Member of the Pennsylvania House of Representatives from the 123rd district
- Incumbent
- Assumed office January 5, 2021
- Preceded by: Neal Goodman

Personal details
- Born: Shenandoah, Pennsylvania, United States
- Party: Republican
- Education: University of Notre Dame
- Website: Official website

= Timothy Twardzik =

American politician

Timothy "Tim" Twardzik is an American businessman and politician. A Republican member of the Pennsylvania House of Representatives, he has represented the 123rd district in Schuylkill County since 2021.

Twardzik is the first Republican to represent the 123rd Legislative District in more than fifty years.

==Formative years and family==
Twardzik graduated from Shenandoah Valley High School in 1977 and from the University of Notre Dame in 1981. He began working for his family's business immediately after graduating from college.

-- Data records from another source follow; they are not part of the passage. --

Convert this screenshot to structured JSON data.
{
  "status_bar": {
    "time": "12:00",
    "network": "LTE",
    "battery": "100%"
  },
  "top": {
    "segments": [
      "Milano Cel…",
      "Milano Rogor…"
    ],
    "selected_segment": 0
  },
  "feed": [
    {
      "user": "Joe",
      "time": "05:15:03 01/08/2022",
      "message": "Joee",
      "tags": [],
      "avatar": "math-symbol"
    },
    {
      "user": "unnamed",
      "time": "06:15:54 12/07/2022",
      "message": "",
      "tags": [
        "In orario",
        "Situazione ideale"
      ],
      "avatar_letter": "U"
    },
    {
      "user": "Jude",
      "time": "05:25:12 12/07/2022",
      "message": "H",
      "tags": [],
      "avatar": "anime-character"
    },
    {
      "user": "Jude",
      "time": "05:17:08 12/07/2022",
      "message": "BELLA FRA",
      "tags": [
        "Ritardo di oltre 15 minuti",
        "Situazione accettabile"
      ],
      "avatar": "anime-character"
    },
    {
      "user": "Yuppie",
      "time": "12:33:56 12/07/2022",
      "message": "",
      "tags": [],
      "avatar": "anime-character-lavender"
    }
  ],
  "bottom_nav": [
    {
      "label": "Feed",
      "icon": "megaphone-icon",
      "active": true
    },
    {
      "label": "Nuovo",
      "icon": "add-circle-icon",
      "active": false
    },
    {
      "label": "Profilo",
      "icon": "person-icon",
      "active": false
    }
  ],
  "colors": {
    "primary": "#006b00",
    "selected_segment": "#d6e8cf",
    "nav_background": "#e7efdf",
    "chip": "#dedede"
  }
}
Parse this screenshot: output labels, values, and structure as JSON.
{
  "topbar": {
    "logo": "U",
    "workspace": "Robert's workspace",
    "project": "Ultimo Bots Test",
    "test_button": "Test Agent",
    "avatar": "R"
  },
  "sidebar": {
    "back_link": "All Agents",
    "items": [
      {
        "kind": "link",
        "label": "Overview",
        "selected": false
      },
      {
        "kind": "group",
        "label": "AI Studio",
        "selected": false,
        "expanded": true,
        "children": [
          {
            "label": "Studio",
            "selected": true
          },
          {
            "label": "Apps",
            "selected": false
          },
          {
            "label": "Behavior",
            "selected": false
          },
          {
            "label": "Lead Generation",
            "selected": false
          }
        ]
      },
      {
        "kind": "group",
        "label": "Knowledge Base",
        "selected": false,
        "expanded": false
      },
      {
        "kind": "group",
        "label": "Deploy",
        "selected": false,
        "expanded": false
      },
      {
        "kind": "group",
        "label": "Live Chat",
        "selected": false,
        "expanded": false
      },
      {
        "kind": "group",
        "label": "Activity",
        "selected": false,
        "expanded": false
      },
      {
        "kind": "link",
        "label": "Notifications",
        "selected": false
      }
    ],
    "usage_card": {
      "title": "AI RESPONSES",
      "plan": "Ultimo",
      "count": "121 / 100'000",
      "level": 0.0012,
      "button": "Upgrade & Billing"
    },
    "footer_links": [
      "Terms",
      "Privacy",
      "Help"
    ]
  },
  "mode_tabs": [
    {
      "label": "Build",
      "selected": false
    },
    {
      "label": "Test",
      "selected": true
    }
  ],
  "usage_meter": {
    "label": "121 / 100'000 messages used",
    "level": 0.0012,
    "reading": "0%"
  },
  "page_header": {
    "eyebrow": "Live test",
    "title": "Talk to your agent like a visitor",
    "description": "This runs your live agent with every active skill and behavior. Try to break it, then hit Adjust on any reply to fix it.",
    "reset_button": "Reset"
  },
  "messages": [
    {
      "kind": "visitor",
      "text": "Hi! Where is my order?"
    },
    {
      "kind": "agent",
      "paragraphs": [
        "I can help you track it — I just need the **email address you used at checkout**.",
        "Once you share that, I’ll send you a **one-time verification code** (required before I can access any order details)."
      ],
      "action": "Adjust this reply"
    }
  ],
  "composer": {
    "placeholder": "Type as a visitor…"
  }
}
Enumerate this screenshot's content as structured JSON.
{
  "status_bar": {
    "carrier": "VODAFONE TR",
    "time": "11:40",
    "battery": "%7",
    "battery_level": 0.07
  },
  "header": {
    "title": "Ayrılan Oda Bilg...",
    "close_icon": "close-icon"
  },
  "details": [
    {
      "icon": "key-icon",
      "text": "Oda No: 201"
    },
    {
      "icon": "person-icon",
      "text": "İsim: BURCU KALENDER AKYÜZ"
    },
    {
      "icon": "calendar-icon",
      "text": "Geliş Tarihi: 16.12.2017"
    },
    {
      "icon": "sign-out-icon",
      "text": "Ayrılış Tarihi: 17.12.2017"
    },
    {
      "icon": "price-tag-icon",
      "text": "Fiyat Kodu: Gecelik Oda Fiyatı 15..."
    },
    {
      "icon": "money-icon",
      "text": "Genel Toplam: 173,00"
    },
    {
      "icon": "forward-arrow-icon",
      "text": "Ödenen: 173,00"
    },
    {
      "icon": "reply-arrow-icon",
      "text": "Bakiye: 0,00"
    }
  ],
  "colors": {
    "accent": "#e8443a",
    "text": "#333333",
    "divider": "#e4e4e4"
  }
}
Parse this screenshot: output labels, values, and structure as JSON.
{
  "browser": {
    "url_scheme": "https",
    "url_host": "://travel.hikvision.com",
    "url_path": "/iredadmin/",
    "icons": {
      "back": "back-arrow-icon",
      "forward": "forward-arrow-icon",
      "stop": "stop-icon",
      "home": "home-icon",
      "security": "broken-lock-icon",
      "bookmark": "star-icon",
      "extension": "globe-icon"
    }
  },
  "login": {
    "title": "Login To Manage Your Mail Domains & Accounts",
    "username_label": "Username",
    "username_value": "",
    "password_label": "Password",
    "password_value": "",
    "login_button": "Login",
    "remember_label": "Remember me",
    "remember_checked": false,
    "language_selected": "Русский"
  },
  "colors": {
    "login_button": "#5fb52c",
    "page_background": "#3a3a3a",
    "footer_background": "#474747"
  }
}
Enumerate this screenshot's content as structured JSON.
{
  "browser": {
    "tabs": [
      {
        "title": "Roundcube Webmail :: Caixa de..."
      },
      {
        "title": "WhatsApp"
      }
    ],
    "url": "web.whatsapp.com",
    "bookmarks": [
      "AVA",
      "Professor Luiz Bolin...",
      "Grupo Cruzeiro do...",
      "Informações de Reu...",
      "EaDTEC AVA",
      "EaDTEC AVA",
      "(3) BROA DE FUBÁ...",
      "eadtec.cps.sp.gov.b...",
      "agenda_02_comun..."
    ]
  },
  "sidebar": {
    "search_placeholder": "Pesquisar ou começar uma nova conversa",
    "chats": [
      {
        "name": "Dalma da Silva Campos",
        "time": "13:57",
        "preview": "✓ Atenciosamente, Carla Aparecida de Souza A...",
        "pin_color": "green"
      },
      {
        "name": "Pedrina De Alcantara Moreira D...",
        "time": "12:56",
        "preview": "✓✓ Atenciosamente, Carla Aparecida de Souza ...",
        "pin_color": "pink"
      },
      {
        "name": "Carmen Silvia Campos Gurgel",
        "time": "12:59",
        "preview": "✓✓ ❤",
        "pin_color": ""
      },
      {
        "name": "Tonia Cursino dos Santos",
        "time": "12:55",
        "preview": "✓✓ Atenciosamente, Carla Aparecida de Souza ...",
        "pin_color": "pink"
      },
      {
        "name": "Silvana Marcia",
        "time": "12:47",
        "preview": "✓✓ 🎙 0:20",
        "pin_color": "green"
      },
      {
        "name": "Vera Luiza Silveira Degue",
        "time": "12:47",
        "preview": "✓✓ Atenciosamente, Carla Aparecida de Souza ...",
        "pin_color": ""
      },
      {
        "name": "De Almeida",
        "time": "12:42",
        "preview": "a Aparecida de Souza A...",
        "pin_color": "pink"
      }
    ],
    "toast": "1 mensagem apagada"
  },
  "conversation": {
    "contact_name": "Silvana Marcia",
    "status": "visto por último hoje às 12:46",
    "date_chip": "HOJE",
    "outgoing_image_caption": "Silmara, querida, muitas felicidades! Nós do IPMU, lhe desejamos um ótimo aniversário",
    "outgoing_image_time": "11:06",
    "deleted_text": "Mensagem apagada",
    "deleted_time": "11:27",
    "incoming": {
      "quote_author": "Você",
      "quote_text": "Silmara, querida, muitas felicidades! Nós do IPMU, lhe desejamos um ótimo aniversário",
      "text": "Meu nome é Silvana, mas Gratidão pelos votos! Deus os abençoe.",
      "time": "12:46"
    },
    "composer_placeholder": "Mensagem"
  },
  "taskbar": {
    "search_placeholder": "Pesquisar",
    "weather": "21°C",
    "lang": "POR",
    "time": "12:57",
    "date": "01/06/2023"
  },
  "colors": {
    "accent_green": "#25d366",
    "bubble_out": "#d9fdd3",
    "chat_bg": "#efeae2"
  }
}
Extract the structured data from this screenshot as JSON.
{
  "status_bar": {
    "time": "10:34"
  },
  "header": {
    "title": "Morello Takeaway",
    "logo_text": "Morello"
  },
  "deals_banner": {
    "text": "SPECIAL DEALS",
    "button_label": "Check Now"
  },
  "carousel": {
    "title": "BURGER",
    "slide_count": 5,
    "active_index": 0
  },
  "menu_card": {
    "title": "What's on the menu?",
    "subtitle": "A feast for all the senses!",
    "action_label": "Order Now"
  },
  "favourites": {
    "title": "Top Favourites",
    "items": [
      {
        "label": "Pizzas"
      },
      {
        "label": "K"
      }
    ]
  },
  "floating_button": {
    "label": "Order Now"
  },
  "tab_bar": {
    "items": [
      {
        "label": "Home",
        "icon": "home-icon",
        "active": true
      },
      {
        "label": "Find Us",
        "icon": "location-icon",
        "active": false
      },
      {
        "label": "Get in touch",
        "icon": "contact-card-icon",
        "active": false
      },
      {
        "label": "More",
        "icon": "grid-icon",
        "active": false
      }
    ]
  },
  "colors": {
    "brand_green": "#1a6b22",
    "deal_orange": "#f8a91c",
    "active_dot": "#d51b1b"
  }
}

He is the son of Ted Twardzik, founder of Mrs. T's Pierogies. He is married to Caroline Kiefer Twardzik. He is the father of three sons.

==Career==
Prior to public service, Twardzik served as an executive vice president at Ateeco Inc., the marketer of Mrs. T's.

In 2020, Twardzik was elected to the Pennsylvania House of Representatives representing the 123rd district, which contains parts of Schuylkill County. He defeated Democratic candidate Peter Symons with 62.6% of the vote in the general election.

In 2022, Twardzik was opposed by Democratic candidate Kathy Benyak. Twardzik won with nearly 70% of the vote.

In 2024, Twardzik was opposed by Democratic candidate Michael Zvalaren. Twardzik won with over 73% of the vote.